Step-by-step explanation:
To determine the perpetual equivalent annual cost at an interest rate of 10% per year, we need to calculate the Present Value of the perpetual stream of cash flows. The first cost of $220,000 is a one-time payment, so we need to find the present value of that payment.
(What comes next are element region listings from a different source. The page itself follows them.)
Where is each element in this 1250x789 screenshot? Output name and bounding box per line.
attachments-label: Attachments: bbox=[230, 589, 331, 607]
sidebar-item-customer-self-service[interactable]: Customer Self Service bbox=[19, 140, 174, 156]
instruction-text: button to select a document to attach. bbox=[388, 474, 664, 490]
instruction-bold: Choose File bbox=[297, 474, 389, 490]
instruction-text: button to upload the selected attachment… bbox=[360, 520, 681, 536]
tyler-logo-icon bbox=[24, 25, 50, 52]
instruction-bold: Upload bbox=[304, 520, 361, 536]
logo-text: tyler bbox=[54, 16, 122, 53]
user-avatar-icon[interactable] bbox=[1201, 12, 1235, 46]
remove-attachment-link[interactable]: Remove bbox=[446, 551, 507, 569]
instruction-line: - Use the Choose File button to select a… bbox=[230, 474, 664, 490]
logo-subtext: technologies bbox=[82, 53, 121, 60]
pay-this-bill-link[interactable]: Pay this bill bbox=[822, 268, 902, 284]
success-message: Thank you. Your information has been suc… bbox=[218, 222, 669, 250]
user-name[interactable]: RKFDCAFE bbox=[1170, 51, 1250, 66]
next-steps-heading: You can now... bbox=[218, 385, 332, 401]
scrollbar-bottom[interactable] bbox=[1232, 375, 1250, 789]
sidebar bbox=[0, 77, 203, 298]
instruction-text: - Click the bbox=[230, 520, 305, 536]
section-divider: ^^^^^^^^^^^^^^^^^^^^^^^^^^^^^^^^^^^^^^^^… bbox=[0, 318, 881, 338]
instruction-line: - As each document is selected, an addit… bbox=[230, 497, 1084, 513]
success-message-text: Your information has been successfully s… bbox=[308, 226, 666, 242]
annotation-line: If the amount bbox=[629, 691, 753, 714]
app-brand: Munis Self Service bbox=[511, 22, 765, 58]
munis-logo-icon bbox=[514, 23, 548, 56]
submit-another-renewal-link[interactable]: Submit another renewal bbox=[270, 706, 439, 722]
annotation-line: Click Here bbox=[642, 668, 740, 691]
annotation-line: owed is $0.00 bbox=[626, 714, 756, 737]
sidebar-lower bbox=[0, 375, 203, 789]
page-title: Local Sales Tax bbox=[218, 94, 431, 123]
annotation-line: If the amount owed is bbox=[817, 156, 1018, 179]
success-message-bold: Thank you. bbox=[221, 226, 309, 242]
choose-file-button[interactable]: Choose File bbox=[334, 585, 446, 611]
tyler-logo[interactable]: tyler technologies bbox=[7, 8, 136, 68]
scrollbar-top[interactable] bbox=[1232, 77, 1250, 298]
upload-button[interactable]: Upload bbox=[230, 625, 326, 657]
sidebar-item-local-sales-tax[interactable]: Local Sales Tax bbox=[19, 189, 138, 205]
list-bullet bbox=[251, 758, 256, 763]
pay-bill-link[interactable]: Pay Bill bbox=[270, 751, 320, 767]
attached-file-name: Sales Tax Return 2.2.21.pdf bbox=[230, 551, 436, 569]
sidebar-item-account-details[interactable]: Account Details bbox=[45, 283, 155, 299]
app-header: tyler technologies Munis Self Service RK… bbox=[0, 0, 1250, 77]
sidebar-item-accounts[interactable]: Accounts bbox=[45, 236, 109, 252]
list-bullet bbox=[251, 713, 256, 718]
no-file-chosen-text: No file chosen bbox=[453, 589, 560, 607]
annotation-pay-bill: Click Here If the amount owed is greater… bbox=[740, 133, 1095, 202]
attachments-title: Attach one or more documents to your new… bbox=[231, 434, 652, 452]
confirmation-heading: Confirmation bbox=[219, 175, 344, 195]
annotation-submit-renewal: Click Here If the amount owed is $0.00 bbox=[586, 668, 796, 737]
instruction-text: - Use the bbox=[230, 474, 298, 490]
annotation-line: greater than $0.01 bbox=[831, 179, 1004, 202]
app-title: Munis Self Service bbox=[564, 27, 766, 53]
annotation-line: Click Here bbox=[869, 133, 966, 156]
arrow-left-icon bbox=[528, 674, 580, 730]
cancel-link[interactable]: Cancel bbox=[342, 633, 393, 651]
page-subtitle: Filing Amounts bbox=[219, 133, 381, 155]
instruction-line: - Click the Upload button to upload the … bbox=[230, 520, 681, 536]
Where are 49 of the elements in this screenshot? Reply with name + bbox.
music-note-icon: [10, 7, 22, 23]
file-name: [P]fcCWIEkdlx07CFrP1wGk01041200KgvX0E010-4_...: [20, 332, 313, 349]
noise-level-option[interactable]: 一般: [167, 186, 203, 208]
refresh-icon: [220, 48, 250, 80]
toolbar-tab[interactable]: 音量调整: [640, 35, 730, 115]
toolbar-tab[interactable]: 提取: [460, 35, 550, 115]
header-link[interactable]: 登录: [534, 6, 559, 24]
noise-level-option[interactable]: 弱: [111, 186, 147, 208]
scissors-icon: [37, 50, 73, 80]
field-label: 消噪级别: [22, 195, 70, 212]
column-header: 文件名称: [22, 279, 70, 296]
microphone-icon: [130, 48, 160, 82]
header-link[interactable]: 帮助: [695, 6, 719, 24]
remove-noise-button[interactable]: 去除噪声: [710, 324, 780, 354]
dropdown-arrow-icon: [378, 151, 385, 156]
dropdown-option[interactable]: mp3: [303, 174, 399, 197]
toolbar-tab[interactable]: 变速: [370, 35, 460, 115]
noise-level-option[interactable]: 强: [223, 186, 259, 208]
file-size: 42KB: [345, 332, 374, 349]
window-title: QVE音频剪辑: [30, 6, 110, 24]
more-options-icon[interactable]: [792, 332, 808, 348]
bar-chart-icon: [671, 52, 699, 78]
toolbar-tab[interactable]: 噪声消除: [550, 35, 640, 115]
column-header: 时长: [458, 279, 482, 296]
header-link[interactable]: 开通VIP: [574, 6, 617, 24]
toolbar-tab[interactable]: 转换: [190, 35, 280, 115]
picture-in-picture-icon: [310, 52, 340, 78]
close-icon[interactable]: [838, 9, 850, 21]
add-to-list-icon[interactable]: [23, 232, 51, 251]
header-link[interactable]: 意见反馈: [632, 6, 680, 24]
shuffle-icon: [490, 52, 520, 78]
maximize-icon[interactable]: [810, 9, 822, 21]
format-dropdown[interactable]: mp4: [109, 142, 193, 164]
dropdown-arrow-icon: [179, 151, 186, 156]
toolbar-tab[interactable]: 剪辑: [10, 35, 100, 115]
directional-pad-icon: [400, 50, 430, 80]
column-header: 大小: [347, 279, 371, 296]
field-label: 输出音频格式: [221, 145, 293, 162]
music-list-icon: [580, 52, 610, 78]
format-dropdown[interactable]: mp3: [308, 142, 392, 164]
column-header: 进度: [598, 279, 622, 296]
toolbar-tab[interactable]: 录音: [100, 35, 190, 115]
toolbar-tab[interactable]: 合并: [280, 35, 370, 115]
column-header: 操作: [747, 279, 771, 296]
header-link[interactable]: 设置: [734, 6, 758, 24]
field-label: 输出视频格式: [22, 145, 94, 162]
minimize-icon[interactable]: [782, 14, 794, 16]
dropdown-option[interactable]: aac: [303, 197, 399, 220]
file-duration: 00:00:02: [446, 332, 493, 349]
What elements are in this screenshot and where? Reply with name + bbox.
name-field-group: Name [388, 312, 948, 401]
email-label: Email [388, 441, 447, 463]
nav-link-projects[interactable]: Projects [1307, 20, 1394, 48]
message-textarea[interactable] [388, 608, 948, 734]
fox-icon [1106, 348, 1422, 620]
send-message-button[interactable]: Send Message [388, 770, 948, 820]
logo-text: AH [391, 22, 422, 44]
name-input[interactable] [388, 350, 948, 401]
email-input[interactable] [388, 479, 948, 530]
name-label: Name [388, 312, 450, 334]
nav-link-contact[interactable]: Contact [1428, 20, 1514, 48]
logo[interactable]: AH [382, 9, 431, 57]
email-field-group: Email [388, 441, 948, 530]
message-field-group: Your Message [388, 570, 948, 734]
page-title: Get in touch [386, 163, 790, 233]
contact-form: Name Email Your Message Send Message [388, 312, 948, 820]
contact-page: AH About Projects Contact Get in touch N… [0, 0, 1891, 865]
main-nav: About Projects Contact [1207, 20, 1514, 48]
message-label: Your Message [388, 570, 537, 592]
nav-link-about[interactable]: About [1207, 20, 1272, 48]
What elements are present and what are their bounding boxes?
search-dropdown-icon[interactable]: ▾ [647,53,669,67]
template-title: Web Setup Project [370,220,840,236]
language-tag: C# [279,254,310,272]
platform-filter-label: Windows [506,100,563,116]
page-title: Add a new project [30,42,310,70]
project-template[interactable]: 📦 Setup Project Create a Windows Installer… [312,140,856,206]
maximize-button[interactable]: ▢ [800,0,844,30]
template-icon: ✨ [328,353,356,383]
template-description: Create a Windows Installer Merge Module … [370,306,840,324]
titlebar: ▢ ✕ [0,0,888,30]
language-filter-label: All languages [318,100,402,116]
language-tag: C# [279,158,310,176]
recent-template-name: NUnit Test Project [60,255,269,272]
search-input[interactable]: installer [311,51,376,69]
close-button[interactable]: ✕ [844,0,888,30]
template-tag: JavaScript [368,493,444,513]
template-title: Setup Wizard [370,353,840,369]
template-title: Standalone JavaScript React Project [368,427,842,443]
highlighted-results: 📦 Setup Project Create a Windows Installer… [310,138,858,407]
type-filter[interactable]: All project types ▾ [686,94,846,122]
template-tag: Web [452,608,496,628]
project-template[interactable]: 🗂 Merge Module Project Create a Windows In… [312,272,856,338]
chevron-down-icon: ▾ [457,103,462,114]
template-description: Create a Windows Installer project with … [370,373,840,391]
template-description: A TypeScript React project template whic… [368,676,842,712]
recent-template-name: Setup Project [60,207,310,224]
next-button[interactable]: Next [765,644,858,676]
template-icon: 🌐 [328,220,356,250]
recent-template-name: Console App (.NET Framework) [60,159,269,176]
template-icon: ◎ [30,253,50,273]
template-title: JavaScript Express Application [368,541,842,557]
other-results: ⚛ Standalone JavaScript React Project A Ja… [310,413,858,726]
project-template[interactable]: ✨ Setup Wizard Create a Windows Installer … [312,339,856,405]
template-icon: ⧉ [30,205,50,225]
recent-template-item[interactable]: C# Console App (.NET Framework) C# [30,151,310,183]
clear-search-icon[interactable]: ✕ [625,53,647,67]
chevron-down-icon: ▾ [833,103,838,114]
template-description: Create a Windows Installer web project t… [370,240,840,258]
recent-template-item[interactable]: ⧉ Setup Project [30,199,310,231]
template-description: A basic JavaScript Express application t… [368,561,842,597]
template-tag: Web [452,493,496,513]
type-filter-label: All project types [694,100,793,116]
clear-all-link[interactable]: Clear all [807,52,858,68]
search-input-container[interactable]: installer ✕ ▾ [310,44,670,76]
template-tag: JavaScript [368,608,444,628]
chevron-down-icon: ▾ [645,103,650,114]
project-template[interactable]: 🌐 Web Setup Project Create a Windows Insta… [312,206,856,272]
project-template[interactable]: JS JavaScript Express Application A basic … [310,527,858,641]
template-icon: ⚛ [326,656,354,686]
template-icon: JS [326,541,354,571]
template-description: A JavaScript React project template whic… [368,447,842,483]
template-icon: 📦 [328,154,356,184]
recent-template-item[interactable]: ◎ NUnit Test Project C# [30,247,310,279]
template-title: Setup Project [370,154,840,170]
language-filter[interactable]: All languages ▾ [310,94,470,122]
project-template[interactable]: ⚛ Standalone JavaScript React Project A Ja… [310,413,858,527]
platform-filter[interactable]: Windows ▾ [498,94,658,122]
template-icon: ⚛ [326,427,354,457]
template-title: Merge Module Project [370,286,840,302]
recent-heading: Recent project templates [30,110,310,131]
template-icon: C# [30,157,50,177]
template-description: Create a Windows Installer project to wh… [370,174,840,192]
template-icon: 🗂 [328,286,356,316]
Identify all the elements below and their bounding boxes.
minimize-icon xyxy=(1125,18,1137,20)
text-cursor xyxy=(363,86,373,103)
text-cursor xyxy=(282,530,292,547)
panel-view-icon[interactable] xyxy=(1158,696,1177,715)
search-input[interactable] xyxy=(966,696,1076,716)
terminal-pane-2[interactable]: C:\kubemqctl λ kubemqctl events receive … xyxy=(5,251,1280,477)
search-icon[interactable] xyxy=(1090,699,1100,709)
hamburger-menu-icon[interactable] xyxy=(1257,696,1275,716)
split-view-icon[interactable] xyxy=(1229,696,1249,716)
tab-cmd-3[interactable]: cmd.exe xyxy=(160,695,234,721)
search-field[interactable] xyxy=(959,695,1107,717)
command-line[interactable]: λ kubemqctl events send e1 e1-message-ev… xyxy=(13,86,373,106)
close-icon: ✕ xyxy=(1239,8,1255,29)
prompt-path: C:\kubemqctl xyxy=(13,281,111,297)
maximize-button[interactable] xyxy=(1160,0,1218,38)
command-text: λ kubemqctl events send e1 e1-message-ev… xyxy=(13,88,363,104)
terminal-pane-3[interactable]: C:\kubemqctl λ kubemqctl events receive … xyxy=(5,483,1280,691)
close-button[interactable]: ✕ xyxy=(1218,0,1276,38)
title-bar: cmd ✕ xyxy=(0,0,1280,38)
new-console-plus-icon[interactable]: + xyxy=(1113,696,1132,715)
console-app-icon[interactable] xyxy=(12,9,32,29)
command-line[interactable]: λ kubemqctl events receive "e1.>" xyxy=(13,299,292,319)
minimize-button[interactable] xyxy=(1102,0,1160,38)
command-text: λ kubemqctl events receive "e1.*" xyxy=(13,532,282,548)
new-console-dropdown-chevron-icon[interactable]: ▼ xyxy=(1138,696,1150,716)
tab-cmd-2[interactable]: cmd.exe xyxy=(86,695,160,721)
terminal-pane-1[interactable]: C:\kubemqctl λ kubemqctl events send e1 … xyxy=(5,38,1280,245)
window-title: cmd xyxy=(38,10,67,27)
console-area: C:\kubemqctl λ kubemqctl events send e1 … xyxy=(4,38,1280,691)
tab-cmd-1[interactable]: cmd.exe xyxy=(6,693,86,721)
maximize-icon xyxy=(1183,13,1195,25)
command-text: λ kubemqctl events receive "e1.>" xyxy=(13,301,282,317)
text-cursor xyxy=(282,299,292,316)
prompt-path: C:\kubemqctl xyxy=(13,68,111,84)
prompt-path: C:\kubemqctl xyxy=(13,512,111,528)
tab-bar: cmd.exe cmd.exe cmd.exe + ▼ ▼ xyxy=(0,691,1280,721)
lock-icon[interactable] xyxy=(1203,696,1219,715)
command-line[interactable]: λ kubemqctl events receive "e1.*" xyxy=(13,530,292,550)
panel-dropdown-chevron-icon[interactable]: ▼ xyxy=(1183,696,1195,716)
The updated budget of $65,000 every 7 years forever is an annuity, so we need to find the present value of the annuity.
To find the present value of the one-time payment, we can use the formula PV = FV / (1 + r)^n, where PV is the present value, FV is the future value, r is the interest rate, and n is the number of years. Plugging in the values, we get PV = $220,000 / (1 + 0.1)^0 = $220,000.
To find the present value of the annuity, we can use the formula PV = PMT * (1 - 1 / (1 + r)^n) / r, where PV is the present value, PMT is the annual payment, r is the interest rate, and n is the number of years. Plugging in the values, we get PV = $65,000 * (1 - 1 / (1 + 0.1)^7) / 0.1 = $65,000 * (1 - 1 / 1.1^7) / 0.1 = $65,000 * (1 - 1 / 1.1947) / 0.1 = $65,000 * (1 - 0.836) / 0.1 = $65,000 * 0.164 / 0.1 = $106,360.
The perpetual equivalent annual cost is the sum of the present value of the one-time payment and the present value of the annuity, which is $220,000 + $106,360 = $326,360. Therefore, the perpetual equivalent annual cost at an interest rate of 10% per year is $326,360.